Wanneer de methode forward () op verzoektijd wordt uitgevoerd, wordt het huidige verzoek doorgestuurd naar een andere JSP-pagina en wordt de verwerking van de huidige JSP beëindigd. Het verzoek kan worden doorgestuurd naar een servlet geschreven in de Java-programmeertaal, of naar een statische HTML-pagina. Een SendRedirect () -verzoek vertelt de browser eenvoudigweg om naar een andere URL te gaan, waarbij het uitvoeringsbeheer buiten de webtoepassing wordt verzonden. Het maakt gebruik van een proces in twee stappen om de URL van de browser op te dragen om een ander verzoek te doen waardoor het besturingselement wordt overgedragen naar de client.
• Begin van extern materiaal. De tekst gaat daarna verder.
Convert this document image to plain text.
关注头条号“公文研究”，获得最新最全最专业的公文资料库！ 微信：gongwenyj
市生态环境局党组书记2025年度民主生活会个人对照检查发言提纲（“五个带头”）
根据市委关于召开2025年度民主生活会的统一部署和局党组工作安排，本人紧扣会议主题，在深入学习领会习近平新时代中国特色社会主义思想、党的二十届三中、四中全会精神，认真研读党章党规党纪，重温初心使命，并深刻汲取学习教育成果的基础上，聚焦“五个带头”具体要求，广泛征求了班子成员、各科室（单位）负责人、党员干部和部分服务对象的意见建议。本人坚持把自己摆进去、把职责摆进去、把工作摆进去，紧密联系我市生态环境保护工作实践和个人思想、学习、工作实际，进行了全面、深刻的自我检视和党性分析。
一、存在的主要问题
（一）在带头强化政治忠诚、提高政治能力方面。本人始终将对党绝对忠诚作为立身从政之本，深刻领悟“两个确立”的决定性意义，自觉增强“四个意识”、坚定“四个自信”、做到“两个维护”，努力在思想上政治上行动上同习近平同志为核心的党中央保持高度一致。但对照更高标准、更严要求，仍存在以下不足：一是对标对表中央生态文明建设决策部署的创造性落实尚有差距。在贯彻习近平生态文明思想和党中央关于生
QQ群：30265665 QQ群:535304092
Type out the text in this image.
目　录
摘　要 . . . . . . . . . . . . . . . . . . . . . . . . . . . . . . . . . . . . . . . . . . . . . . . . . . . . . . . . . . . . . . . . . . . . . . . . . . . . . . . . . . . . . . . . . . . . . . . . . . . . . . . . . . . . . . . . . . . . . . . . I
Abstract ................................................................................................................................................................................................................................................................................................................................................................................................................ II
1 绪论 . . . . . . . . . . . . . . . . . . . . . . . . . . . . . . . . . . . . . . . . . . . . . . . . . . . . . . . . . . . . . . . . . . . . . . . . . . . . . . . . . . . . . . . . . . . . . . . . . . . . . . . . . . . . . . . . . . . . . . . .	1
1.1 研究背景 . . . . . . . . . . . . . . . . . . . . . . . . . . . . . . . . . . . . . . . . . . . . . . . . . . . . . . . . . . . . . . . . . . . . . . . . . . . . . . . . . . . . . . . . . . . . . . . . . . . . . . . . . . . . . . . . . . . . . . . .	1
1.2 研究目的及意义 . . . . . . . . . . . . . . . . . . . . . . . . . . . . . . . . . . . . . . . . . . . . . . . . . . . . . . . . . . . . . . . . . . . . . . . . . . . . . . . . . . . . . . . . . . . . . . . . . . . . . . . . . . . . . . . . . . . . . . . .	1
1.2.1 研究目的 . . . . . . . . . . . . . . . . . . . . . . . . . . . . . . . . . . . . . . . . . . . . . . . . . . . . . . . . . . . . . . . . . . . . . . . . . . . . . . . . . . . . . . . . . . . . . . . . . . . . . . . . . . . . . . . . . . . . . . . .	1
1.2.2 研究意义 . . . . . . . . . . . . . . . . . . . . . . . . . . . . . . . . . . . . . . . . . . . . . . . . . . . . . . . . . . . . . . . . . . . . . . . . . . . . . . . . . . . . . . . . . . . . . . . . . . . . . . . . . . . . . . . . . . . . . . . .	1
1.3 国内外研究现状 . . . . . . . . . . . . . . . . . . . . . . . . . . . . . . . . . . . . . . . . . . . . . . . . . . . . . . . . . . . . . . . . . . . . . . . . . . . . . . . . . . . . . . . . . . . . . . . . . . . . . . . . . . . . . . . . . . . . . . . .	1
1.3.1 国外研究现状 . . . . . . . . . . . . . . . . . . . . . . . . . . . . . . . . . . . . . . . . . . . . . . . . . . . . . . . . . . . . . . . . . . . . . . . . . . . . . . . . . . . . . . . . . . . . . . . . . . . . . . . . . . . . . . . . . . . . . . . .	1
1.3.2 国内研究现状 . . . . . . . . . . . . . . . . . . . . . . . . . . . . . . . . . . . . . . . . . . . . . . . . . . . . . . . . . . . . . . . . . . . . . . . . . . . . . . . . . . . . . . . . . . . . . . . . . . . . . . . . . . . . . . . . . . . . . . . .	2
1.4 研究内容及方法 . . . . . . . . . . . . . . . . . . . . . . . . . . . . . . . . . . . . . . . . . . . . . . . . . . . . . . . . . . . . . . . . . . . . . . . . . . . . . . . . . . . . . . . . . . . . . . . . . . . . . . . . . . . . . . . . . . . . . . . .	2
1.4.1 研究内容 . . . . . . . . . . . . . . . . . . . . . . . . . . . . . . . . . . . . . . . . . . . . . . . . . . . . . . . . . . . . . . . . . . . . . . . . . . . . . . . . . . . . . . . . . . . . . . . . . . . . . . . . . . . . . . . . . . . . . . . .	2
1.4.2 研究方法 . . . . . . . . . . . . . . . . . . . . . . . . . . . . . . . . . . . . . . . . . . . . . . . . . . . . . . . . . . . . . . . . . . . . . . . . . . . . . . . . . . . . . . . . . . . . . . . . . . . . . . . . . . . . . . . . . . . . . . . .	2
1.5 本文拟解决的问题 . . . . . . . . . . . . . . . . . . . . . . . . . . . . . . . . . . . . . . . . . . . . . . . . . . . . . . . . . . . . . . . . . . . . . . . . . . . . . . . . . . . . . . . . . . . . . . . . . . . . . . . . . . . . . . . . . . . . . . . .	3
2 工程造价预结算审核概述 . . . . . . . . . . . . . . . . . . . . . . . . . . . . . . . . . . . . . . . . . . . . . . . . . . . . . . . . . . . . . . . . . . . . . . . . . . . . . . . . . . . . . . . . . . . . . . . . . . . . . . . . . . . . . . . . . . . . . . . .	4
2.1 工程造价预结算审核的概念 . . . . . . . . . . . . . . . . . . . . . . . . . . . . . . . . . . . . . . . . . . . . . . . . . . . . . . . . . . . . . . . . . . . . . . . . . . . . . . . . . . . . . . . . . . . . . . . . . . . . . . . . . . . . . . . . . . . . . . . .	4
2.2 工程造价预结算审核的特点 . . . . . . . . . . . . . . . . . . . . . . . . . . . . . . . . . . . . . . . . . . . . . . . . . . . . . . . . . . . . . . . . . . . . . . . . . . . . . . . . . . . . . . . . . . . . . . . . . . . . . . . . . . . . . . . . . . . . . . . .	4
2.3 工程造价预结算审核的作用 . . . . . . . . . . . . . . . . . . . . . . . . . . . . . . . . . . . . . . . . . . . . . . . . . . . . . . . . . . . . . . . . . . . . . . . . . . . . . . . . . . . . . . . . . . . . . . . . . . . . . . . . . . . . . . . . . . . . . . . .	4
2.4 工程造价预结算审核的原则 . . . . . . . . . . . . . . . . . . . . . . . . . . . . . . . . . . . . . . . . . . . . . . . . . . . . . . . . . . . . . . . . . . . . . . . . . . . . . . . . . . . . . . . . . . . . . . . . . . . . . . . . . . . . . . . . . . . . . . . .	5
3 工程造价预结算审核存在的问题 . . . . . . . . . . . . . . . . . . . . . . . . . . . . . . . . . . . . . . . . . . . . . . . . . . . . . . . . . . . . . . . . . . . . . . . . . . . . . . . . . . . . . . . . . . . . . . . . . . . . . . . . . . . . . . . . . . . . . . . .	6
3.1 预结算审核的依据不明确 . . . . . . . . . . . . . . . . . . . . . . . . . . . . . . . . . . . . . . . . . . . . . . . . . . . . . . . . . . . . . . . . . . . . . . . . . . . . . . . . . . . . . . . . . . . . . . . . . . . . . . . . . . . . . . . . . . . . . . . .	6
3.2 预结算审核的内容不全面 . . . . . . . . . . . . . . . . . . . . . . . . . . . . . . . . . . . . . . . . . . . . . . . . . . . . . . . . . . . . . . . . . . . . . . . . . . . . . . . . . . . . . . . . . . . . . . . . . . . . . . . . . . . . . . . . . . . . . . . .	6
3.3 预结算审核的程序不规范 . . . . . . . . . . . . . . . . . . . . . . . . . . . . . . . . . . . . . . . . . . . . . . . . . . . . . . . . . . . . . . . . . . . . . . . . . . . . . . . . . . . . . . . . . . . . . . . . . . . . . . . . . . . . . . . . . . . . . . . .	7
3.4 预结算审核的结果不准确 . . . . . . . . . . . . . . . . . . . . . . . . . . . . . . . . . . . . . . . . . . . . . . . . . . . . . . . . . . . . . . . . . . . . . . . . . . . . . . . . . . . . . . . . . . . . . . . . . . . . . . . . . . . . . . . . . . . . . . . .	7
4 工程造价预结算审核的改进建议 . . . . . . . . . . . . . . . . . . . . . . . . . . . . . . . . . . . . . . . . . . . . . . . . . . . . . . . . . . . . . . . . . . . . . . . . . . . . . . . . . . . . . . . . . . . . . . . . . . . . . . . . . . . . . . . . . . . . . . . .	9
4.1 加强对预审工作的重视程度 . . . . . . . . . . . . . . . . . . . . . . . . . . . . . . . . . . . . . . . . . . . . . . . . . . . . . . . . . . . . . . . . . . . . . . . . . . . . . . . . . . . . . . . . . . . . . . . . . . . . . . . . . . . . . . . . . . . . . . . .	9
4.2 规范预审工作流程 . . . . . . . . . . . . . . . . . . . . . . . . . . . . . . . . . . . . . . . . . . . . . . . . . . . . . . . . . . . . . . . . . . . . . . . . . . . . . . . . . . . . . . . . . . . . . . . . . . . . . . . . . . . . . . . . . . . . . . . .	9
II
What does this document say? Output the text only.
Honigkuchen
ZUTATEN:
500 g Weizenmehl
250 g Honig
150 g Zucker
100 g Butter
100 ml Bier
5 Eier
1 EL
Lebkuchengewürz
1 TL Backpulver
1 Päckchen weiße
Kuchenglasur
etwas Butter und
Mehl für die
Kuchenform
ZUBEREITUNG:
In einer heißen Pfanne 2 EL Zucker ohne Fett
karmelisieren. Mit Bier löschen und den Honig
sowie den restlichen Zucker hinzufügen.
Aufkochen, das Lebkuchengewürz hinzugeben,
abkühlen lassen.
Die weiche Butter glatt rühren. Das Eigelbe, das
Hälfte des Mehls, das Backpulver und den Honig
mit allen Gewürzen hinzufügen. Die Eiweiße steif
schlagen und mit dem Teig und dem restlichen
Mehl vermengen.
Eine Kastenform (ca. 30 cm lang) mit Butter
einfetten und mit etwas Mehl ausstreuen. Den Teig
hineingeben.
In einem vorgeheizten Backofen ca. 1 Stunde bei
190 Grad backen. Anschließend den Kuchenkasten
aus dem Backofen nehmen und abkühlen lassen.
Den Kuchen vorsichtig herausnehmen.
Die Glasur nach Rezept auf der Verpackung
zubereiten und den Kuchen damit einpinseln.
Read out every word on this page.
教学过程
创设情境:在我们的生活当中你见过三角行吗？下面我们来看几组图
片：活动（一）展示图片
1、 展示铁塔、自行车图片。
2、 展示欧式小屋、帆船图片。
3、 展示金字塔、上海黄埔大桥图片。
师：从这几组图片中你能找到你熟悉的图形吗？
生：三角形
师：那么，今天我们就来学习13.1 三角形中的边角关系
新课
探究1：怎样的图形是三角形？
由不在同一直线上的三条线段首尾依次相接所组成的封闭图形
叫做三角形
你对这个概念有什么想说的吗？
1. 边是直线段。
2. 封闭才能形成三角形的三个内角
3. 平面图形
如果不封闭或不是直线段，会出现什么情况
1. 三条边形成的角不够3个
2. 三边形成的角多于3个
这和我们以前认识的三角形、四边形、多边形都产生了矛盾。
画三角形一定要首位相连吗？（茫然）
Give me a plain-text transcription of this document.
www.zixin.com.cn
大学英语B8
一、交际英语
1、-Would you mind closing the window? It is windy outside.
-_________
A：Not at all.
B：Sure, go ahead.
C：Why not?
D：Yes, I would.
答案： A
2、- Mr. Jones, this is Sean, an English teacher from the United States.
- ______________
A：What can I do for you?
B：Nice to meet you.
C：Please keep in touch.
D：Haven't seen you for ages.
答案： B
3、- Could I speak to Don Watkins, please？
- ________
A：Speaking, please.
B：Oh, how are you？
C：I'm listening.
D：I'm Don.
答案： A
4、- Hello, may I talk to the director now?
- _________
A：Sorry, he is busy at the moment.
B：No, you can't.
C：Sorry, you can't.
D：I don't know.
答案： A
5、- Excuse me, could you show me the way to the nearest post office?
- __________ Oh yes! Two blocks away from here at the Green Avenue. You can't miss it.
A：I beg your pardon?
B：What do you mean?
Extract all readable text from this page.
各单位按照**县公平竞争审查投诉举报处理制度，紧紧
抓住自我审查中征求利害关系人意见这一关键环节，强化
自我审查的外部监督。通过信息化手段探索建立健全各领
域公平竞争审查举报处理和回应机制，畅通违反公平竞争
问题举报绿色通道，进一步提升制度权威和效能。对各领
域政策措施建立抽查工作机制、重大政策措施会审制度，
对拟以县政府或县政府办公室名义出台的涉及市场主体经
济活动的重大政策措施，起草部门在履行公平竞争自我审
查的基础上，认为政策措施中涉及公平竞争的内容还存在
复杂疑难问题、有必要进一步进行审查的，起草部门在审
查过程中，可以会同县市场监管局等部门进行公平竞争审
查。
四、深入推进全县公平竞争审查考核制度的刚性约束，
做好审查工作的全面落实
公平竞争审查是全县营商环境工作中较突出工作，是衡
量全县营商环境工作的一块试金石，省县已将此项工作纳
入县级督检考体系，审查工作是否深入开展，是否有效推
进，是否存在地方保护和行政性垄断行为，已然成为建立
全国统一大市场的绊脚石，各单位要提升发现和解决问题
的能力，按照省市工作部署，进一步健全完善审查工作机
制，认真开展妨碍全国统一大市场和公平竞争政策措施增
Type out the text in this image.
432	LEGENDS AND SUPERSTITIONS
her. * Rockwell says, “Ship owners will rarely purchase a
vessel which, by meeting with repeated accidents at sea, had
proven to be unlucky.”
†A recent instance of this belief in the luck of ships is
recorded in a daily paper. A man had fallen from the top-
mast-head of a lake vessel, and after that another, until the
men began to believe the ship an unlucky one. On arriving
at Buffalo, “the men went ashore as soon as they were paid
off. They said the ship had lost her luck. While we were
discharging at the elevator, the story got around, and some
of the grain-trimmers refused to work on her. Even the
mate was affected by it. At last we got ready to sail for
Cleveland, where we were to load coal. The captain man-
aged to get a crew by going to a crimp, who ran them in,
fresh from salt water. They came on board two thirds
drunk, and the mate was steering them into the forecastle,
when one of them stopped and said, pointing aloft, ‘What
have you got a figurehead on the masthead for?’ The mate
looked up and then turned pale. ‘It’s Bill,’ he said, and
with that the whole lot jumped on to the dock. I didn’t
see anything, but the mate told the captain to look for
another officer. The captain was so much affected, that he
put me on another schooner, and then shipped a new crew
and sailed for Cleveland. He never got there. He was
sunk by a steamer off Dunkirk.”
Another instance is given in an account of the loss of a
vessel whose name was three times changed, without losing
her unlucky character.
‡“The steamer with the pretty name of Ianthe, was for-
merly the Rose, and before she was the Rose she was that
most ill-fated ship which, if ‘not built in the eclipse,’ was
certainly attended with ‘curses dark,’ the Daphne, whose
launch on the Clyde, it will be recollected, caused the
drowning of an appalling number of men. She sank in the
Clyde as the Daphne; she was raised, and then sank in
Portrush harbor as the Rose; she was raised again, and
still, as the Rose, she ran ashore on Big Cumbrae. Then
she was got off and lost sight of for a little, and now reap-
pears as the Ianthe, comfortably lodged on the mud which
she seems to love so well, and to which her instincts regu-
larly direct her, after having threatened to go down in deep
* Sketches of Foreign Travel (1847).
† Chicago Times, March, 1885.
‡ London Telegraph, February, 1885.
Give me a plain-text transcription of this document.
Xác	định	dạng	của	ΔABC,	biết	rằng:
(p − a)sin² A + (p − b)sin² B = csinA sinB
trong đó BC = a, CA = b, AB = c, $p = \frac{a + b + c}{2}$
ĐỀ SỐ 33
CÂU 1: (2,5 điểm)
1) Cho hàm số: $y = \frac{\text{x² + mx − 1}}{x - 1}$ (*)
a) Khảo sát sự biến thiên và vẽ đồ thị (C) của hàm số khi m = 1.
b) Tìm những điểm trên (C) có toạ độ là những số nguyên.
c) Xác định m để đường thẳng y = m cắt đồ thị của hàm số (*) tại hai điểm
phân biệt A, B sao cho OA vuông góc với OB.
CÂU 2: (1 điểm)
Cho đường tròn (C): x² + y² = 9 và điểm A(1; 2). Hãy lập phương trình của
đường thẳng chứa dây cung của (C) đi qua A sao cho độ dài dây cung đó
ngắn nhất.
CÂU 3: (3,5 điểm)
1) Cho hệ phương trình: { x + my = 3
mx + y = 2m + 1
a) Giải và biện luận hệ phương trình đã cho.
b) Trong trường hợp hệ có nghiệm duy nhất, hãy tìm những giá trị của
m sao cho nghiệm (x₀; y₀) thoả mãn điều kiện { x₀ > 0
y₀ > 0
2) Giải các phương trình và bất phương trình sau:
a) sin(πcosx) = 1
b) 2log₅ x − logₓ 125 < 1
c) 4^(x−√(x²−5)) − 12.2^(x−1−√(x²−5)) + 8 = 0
Een forward () werkt binnen de server en voert sneller uit dan een SendRedirect (). Een omleiding moet door de browser gaan en vervolgens wachten tot de browser een nieuw HTTP-verzoek doet. Een omleiding zorgt ervoor dat de server de HTTP-antwoordstatuscode 302 verzendt met een locatieheader die een nieuwe URL naar de browser bevat en nadat de browser de statuscode 302 heeft ontvangen, maakt deze een nieuw verzoek naar de URL die is gevonden in de locatiekop. Dit vereist een round-trip communicatie met de client, waardoor deze relatief trager is dan een forward ().
Het leren van het verschil tussen de forward- en redirect-methoden is een van de belangrijkste onderdelen voor Java-ontwikkelaars. Hoewel een controller aan het einde van de verwerking van een aanvraag ofwel een forward- of redirect-methode kan uitvoeren, hebben ze hun eigen set van toepassingen. Meestal zou u een forward () -methode gebruiken omdat deze iets sneller is dan een SendRedirect (), waarvoor in feite een round-tripcommunicatie nodig is waarbij de client deze langzamer uitvoert dan een forward. Welnu, met een omleiding kunt u de browser naar een andere applicatie verwijzen. Dit kan niet met een voorwaartse beweging worden gedaan. Kort gezegd werkt een forward het beste wanneer een component bedrijfslogica moet uitvoeren en resultaten met een ander component moet delen, terwijl een redirect het beste werkt wanneer de client van de ene pagina naar de andere moet worden geleid.